"You're not done with your training!" her mother objects. "You can't just leave."
"Maybe not with my Watcher training, but I'm done with nursing school," Emma says patiently. "I have a job lined up in California. Phil also has a job lined up in California. We've lived near you for years; Phil wants to be near his family now."
"So this is his idea, is it?" her father asks darkly.
"No," Emma says, frustrated. "We decided. He wants to be closer to home. I can get better jobs there. I'm going to be an ER nurse, if we stayed on this coast I'd have to wait years for that. We're moving."
The argument continues for hours, but Emma's parents can't win this one. She's broken her lease, they've found a place in California, she's signed the paperwork for her new job. This is not something she can be talked out of, for once. There's more Watchers than Slayers, and there are never enough nurses. She's getting out of this weird, insular, magic-driven life and going to actually help people.
Two weeks later, she starts work at Sunnydale Hospital.
There are rather a lot of injuries, here.
"I decided 'it's not as bad as it looks' was just barely less flimsy than 'oh, the pain, the pain, but let me go tomorrow at the latest pretty please'."
Emma laughs. "We wouldn't keep you overnight for this kind of thing necessarily, you'd just get stronger drugs. And, if you hadn't gotten me, you'd probably have been stuck with that rabies shot."

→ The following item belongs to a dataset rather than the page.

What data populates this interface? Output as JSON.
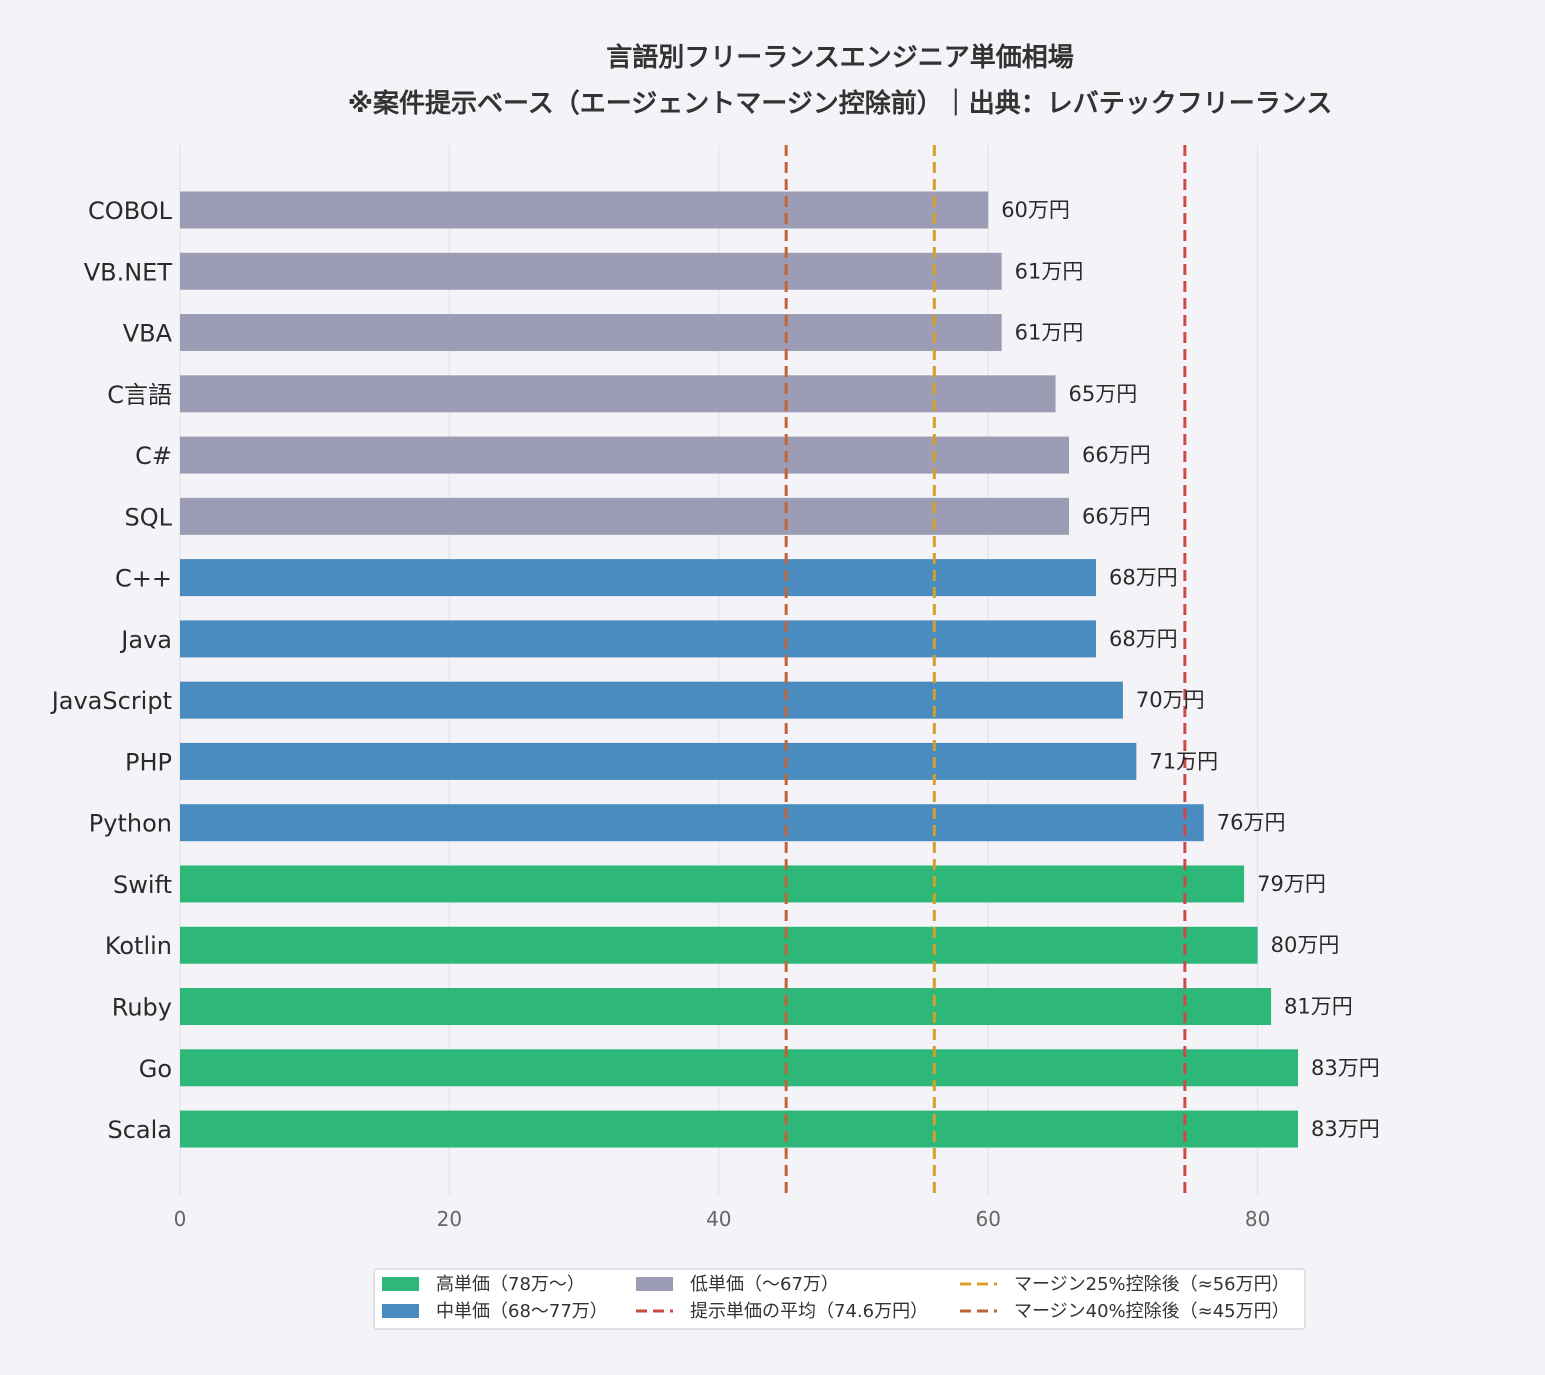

"What, do some non-mammals carry rabies? I was going to go with 'somebody's escaped pet alligator' if pressed on the point."
"You know, we haven't been here long, and yet somehow it does not surprise me that 'escaped pet alligator' is a reasonable explanation here?"
"Yes. Am I keeping you from more medically urgent situations and/or clocking out? I don't know how much time you have for small talk blocked into your day and you did sound like you wanted to go home."
"Clocking out. Nothing else urgent's come up, thankfully." She starts to pack up her things. "Good night, Isabella. Stay safe."
"Bella, please. And I'll do what I can. Can I get you to sign a note saying I did not sneak out, I am released good and proper?"
"Of course, did you need a copy...?" If her father's that suspicious, he could just call and check, Bella's a minor still, but he seemed reasonably trusting. At least in the minute or so Emma encountered him.
"If it's not too much trouble. He'll probably believe me, but I'd rather accumulate credit than spend it, considering."
"...you're lucky to have your dad," she adds. "It's nice that he believes in you."
Is that wistfulness? Maybe a little.
"He probably wouldn't if he hadn't - seen things." She shrugs. "But yeah. I'm lucky." She puts the paperwork in her bag, along with Emma's phone number.